Hacker News new | ask | show | jobs
by aodj 1924 days ago
I was really interested in this as an easy way to help people get to grips with the intricacies of Pandas and working with dataframes, but after looking over the source code that's published on Pypi I don't think I can ever recommend this package to anyone due to the degree of tracking that's present in the code.

There's no mention of the Segment tracking in the docs, and I don't see anyway for the user to opt out of it, which I think is an immediate GDPR issue.

Given that you are logging metadata about the dataframes in use along with the user email and name of the logged in user, I can't see this ever being used in an environment where sensitive data is being processed, since it could potentially leak PII that's easily tied to a given company via the email address.

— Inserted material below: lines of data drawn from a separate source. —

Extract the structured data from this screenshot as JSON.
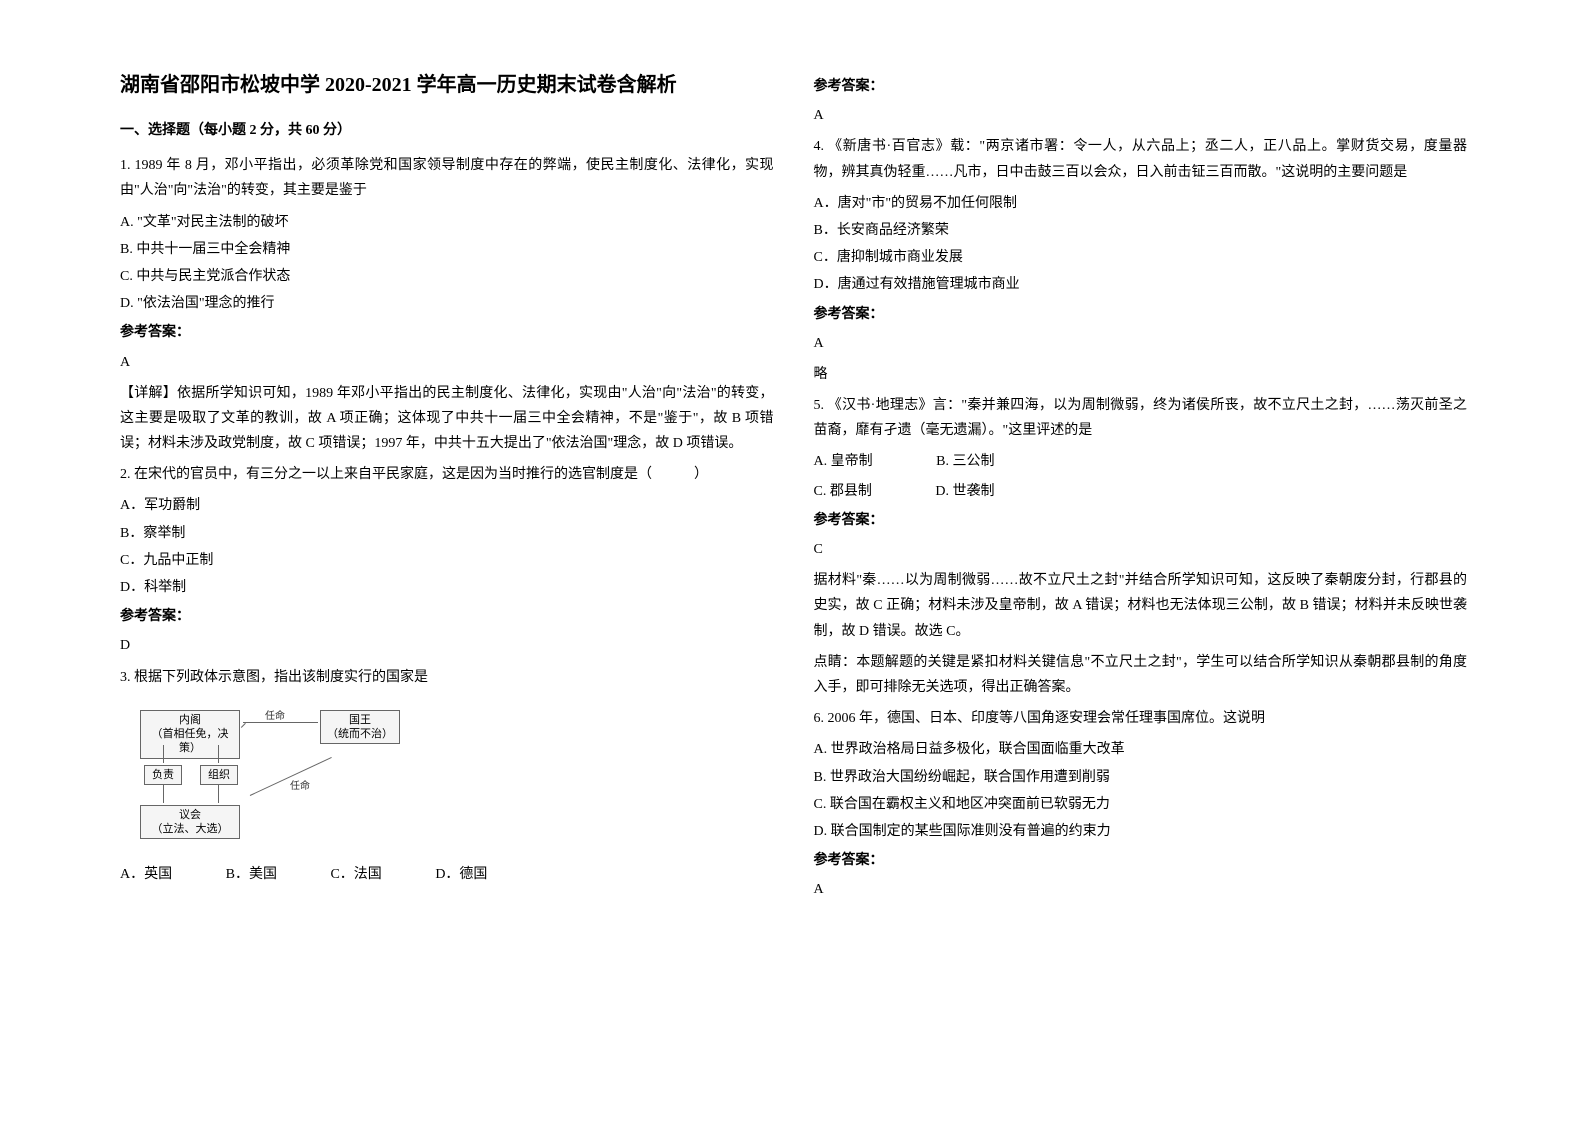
{
  "title": "湖南省邵阳市松坡中学 2020-2021 学年高一历史期末试卷含解析",
  "section1_header": "一、选择题（每小题 2 分，共 60 分）",
  "q1": {
    "stem": "1. 1989 年 8 月，邓小平指出，必须革除党和国家领导制度中存在的弊端，使民主制度化、法律化，实现由\"人治\"向\"法治\"的转变，其主要是鉴于",
    "optA": "A. \"文革\"对民主法制的破坏",
    "optB": "B. 中共十一届三中全会精神",
    "optC": "C. 中共与民主党派合作状态",
    "optD": "D. \"依法治国\"理念的推行",
    "answer_label": "参考答案：",
    "answer": "A",
    "explanation": "【详解】依据所学知识可知，1989 年邓小平指出的民主制度化、法律化，实现由\"人治\"向\"法治\"的转变，这主要是吸取了文革的教训，故 A 项正确；这体现了中共十一届三中全会精神，不是\"鉴于\"，故 B 项错误；材料未涉及政党制度，故 C 项错误；1997 年，中共十五大提出了\"依法治国\"理念，故 D 项错误。"
  },
  "q2": {
    "stem": "2. 在宋代的官员中，有三分之一以上来自平民家庭，这是因为当时推行的选官制度是（　　　）",
    "optA": "A．军功爵制",
    "optB": "B．察举制",
    "optC": "C．九品中正制",
    "optD": "D．科举制",
    "answer_label": "参考答案：",
    "answer": "D"
  },
  "q3": {
    "stem": "3. 根据下列政体示意图，指出该制度实行的国家是",
    "diagram": {
      "box_cabinet": "内阁\n（首相任免，决策）",
      "box_king": "国王\n（统而不治）",
      "box_responsible": "负责",
      "box_organize": "组织",
      "box_parliament": "议会\n（立法、大选）",
      "label_appoint1": "任命",
      "label_appoint2": "任命"
    },
    "optA": "A．英国",
    "optB": "B．美国",
    "optC": "C．法国",
    "optD": "D．德国",
    "answer_label": "参考答案：",
    "answer": "A"
  },
  "q4": {
    "stem": "4. 《新唐书·百官志》载：\"两京诸市署：令一人，从六品上；丞二人，正八品上。掌财货交易，度量器物，辨其真伪轻重……凡市，日中击鼓三百以会众，日入前击钲三百而散。\"这说明的主要问题是",
    "optA": "A．唐对\"市\"的贸易不加任何限制",
    "optB": "B．长安商品经济繁荣",
    "optC": "C．唐抑制城市商业发展",
    "optD": "D．唐通过有效措施管理城市商业",
    "answer_label": "参考答案：",
    "answer": "A",
    "note": "略"
  },
  "q5": {
    "stem": "5. 《汉书·地理志》言：\"秦并兼四海，以为周制微弱，终为诸侯所丧，故不立尺土之封，……荡灭前圣之苗裔，靡有孑遗（毫无遗漏）。\"这里评述的是",
    "optA": "A. 皇帝制",
    "optB": "B. 三公制",
    "optC": "C. 郡县制",
    "optD": "D. 世袭制",
    "answer_label": "参考答案：",
    "answer": "C",
    "explanation": "据材料\"秦……以为周制微弱……故不立尺土之封\"并结合所学知识可知，这反映了秦朝废分封，行郡县的史实，故 C 正确；材料未涉及皇帝制，故 A 错误；材料也无法体现三公制，故 B 错误；材料并未反映世袭制，故 D 错误。故选 C。",
    "tip": "点睛：本题解题的关键是紧扣材料关键信息\"不立尺土之封\"，学生可以结合所学知识从秦朝郡县制的角度入手，即可排除无关选项，得出正确答案。"
  },
  "q6": {
    "stem": "6. 2006 年，德国、日本、印度等八国角逐安理会常任理事国席位。这说明",
    "optA": "A. 世界政治格局日益多极化，联合国面临重大改革",
    "optB": "B. 世界政治大国纷纷崛起，联合国作用遭到削弱",
    "optC": "C. 联合国在霸权主义和地区冲突面前已软弱无力",
    "optD": "D. 联合国制定的某些国际准则没有普遍的约束力",
    "answer_label": "参考答案：",
    "answer": "A"
  }
}
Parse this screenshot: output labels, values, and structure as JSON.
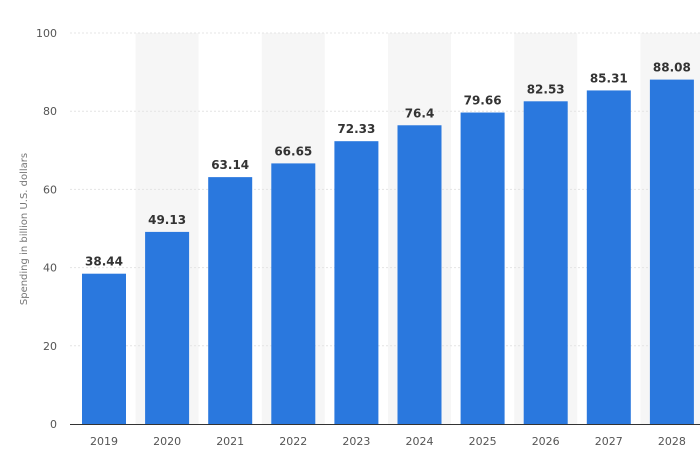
{
  "chart_data": {
    "type": "bar",
    "title": "",
    "xlabel": "",
    "ylabel": "Spending in billion U.S. dollars",
    "categories": [
      "2019",
      "2020",
      "2021",
      "2022",
      "2023",
      "2024",
      "2025",
      "2026",
      "2027",
      "2028"
    ],
    "values": [
      38.44,
      49.13,
      63.14,
      66.65,
      72.33,
      76.4,
      79.66,
      82.53,
      85.31,
      88.08
    ],
    "value_labels": [
      "38.44",
      "49.13",
      "63.14",
      "66.65",
      "72.33",
      "76.4",
      "79.66",
      "82.53",
      "85.31",
      "88.08"
    ],
    "ylim": [
      0,
      100
    ],
    "yticks": [
      "0",
      "20",
      "40",
      "60",
      "80",
      "100"
    ],
    "grid": true,
    "bar_color": "#2a78de",
    "band_color": "#f6f6f6",
    "grid_color": "#e4e4e4",
    "axis_color": "#333333"
  }
}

This is a great idea, and I think if you can go with the BSD license and provide a way for people to opt out of tracking (or ideally flip it and allow them to opt in) this could be used in any number of industries. As it stands currently I just don't think this will ever pass a data audit at any large company which is a real shame.

1 comments

Thanks for that callout. We appreciate the perspective and will work on adding more disclosures of where logging does occur, making it easier for the user to opt out, and review what we are logging and how we can reduce it. I think your analysis is correct, but as a summary: we log the email provided by the user when they first create a mitosheet, the size of the dataframe, the header names of the dataframe, and then the interactions with the UI.

For our current users who have told us that they are not comfortable with logging, we have been able to turn off logging for their specific accounts. So if you're interested in continuing to checkout the tool while we make those improvements, just let us know.